Jum'at, 03/05/2024 15:54 WIB

Korea Selatan Umumkan Rencana Selesaikan Pertikaian dengan Jepang

Presiden Korea Selatan Yoon Suk-yeol berusaha memperbaiki hubungan dengan Jepang di tengah program nuklir dan rudal Korea Utara yang berkembang.

Menteri Luar Negeri Korea Selatan Park Jin berbicara selama pengarahan yang mengumumkan rencana untuk menyelesaikan perselisihan tentang kompensasi orang yang dipaksa bekerja di bawah pendudukan Jepang tahun 1910-1945, di Kementerian Luar Negeri di Seoul, Korea Selatan, 6 Maret 2023 (Kim Hong- Ji/Pool melalui Reuters)

JAKARTA, Jurnas.com - Pemerintah Korea Selatan mengumumkan rencana menyelesaikan perselisihan yang sudah berlangsung lama tentang pemberian kompensasi kepada orang-orang yang dipaksa bekerja di pabrik dan tambang Jepang selama Perang Dunia II.

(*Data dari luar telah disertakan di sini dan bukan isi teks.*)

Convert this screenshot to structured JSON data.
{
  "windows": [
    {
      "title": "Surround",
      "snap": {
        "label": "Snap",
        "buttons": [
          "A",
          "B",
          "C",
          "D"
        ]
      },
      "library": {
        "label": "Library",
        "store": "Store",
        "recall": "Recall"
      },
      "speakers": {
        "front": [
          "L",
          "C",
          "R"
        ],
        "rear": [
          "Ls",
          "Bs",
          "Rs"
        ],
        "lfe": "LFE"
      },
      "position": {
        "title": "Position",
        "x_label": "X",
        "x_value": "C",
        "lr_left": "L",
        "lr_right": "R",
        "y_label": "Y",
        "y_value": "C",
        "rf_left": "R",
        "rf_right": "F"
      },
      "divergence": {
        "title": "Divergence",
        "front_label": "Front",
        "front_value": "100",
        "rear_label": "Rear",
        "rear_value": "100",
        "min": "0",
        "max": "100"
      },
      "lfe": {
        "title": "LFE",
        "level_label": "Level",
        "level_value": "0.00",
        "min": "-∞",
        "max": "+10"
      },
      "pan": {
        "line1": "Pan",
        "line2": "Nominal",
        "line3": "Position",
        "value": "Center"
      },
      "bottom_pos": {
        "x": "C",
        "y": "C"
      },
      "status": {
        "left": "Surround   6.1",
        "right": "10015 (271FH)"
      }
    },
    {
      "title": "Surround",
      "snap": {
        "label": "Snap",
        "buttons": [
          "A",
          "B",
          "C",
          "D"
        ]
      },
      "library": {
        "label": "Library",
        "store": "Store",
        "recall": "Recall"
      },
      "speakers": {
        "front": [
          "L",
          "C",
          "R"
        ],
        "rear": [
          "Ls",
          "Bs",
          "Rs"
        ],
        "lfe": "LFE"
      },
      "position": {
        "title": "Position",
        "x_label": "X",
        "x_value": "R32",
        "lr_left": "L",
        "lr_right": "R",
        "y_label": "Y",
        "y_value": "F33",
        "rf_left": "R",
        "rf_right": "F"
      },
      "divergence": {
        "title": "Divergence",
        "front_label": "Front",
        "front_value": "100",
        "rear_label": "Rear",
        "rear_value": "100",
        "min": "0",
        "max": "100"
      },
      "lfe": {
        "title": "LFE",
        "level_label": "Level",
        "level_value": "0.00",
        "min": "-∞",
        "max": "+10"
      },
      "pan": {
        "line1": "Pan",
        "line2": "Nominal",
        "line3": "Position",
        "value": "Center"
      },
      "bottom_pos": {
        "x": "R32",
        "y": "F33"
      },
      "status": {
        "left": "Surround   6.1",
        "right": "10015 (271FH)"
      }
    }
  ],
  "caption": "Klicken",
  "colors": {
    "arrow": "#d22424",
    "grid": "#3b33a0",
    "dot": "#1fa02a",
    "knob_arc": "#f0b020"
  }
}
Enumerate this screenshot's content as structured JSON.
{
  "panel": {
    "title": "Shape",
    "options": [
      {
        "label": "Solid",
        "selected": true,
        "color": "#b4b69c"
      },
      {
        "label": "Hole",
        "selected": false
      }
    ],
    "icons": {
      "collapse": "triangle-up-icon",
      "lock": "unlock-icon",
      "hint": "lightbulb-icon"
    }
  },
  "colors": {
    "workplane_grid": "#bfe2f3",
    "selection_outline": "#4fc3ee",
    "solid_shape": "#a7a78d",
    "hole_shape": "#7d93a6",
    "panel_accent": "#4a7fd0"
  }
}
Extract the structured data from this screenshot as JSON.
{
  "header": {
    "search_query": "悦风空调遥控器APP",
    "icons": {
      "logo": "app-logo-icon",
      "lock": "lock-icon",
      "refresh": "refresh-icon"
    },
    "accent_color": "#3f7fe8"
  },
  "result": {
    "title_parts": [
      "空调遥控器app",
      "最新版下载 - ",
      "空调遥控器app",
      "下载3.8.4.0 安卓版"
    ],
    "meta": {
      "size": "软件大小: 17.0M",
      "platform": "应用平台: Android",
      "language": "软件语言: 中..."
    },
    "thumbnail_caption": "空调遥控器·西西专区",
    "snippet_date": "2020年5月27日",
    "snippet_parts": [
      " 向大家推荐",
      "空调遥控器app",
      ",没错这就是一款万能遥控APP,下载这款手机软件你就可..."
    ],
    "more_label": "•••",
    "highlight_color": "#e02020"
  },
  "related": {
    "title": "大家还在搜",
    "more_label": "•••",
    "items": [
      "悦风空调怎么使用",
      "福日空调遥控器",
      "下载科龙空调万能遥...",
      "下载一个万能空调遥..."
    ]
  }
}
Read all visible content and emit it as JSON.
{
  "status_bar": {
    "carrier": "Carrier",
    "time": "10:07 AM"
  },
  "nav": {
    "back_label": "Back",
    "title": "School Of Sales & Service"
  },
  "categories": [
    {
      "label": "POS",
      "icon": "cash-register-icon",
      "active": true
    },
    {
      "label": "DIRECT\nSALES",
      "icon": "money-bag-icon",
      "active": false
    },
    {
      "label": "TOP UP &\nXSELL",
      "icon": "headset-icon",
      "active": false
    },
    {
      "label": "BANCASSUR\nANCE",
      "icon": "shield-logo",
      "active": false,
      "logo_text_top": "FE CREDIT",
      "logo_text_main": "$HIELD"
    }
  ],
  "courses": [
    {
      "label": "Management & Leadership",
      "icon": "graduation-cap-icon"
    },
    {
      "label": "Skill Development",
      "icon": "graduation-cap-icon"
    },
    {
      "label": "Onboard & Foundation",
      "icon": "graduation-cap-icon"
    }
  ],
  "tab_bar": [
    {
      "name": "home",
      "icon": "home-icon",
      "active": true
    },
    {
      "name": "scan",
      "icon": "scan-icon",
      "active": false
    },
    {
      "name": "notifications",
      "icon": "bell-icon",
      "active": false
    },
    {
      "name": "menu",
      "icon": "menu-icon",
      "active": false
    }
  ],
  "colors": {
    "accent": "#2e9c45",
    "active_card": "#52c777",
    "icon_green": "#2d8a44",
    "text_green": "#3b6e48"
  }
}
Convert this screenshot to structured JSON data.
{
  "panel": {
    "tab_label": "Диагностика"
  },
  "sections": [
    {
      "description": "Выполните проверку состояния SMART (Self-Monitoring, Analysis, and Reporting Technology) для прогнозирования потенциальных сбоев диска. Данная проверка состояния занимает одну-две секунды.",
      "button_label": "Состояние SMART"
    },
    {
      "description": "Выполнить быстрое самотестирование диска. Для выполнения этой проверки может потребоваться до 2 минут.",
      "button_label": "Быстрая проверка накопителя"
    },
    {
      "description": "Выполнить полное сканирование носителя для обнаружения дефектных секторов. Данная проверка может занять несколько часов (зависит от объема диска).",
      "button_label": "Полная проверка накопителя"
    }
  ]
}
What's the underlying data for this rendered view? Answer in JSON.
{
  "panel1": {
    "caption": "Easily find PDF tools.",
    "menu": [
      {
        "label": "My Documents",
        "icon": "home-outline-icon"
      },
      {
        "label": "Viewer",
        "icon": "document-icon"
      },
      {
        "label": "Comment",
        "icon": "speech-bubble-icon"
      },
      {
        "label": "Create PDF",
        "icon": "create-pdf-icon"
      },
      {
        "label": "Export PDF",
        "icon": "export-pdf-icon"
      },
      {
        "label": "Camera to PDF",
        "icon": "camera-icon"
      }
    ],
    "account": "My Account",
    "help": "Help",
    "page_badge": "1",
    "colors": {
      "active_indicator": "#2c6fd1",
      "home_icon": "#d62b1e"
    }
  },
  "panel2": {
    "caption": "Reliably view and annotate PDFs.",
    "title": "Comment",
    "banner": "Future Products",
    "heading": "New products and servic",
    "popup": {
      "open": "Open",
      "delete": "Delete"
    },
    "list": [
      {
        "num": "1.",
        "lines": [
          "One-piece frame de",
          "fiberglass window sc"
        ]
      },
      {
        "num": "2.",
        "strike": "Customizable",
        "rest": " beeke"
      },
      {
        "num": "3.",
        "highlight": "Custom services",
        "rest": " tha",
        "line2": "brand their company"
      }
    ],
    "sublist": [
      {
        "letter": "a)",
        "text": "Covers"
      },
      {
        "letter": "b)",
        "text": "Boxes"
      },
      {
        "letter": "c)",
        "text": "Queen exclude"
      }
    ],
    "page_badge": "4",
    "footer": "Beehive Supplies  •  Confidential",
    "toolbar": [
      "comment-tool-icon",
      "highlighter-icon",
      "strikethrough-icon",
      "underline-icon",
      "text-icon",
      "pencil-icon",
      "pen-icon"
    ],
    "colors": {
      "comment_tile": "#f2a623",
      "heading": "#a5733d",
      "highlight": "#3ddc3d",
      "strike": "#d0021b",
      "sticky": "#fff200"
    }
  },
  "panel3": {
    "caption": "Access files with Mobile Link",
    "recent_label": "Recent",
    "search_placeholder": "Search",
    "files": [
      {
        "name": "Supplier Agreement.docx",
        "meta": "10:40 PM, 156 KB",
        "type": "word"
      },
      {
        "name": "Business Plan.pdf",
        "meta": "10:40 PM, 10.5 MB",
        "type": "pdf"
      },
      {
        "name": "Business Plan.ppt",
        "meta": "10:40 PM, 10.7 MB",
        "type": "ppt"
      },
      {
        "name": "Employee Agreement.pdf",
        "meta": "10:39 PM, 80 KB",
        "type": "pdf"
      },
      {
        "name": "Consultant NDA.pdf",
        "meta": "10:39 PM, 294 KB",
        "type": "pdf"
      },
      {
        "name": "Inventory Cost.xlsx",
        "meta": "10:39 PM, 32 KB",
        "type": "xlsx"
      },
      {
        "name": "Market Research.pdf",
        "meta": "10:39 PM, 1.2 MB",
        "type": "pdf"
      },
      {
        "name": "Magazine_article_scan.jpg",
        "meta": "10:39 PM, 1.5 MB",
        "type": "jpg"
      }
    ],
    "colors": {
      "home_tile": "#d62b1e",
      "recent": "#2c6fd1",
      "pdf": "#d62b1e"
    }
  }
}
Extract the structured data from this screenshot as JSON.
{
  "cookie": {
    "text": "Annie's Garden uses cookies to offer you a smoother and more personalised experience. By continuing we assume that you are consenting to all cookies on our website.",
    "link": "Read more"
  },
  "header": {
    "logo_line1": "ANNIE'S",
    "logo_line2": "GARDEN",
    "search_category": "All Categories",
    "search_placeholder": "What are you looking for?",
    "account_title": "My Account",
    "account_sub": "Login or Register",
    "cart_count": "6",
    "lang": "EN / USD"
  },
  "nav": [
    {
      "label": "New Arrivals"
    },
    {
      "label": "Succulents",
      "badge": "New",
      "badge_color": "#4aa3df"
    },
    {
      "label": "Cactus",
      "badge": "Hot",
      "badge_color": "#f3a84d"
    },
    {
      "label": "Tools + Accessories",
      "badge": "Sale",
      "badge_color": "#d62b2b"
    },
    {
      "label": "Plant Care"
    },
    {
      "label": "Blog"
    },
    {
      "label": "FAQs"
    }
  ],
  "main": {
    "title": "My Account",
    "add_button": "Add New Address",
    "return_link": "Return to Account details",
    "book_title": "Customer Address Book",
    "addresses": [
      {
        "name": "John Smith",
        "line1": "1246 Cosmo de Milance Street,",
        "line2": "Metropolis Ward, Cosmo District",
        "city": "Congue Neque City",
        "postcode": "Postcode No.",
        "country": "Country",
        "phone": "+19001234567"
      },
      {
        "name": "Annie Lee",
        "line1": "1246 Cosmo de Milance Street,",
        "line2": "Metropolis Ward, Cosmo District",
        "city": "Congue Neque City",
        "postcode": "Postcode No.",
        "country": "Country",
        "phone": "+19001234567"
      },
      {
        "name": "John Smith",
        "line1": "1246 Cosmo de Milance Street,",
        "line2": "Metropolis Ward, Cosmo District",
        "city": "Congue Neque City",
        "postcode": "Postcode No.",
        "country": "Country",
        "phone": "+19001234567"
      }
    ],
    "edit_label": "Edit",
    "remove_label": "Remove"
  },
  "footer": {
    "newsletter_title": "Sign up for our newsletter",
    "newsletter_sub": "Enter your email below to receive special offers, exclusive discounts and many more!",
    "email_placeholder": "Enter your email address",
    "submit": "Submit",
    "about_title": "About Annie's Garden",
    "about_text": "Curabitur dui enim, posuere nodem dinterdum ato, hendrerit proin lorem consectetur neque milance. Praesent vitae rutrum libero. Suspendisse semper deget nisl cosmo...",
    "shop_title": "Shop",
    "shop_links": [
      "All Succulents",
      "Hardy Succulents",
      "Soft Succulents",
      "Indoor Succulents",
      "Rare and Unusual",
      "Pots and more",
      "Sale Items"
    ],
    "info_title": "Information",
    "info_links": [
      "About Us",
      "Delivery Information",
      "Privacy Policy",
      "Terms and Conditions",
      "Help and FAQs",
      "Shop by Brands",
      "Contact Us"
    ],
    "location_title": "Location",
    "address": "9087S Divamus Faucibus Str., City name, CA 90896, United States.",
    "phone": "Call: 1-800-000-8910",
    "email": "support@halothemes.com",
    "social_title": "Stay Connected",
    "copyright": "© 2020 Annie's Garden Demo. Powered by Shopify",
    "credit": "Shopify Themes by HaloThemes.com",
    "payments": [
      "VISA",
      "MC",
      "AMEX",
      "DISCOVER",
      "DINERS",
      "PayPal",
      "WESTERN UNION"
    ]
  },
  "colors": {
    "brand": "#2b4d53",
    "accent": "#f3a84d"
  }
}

Rencana yang disambut dengan protes langsung di Korea Selatan tetapi dipuji sebagai bersejarah oleh Amerika Serikat (AS), datang ketika Presiden Korea Selatan Yoon Suk-yeol berusaha memperbaiki hubungan dengan Jepang di tengah program nuklir dan rudal Korea Utara yang berkembang.

Menteri Luar Negeri Korea Selatan, Park Jin mengatakan para mantan pekerja, yang sebagian besar kini berusia 90-an, akan diberi kompensasi melalui yayasan publik yang didanai oleh perusahaan sektor swasta daripada oleh perusahaan Jepang yang terlibat dalam kerja paksa.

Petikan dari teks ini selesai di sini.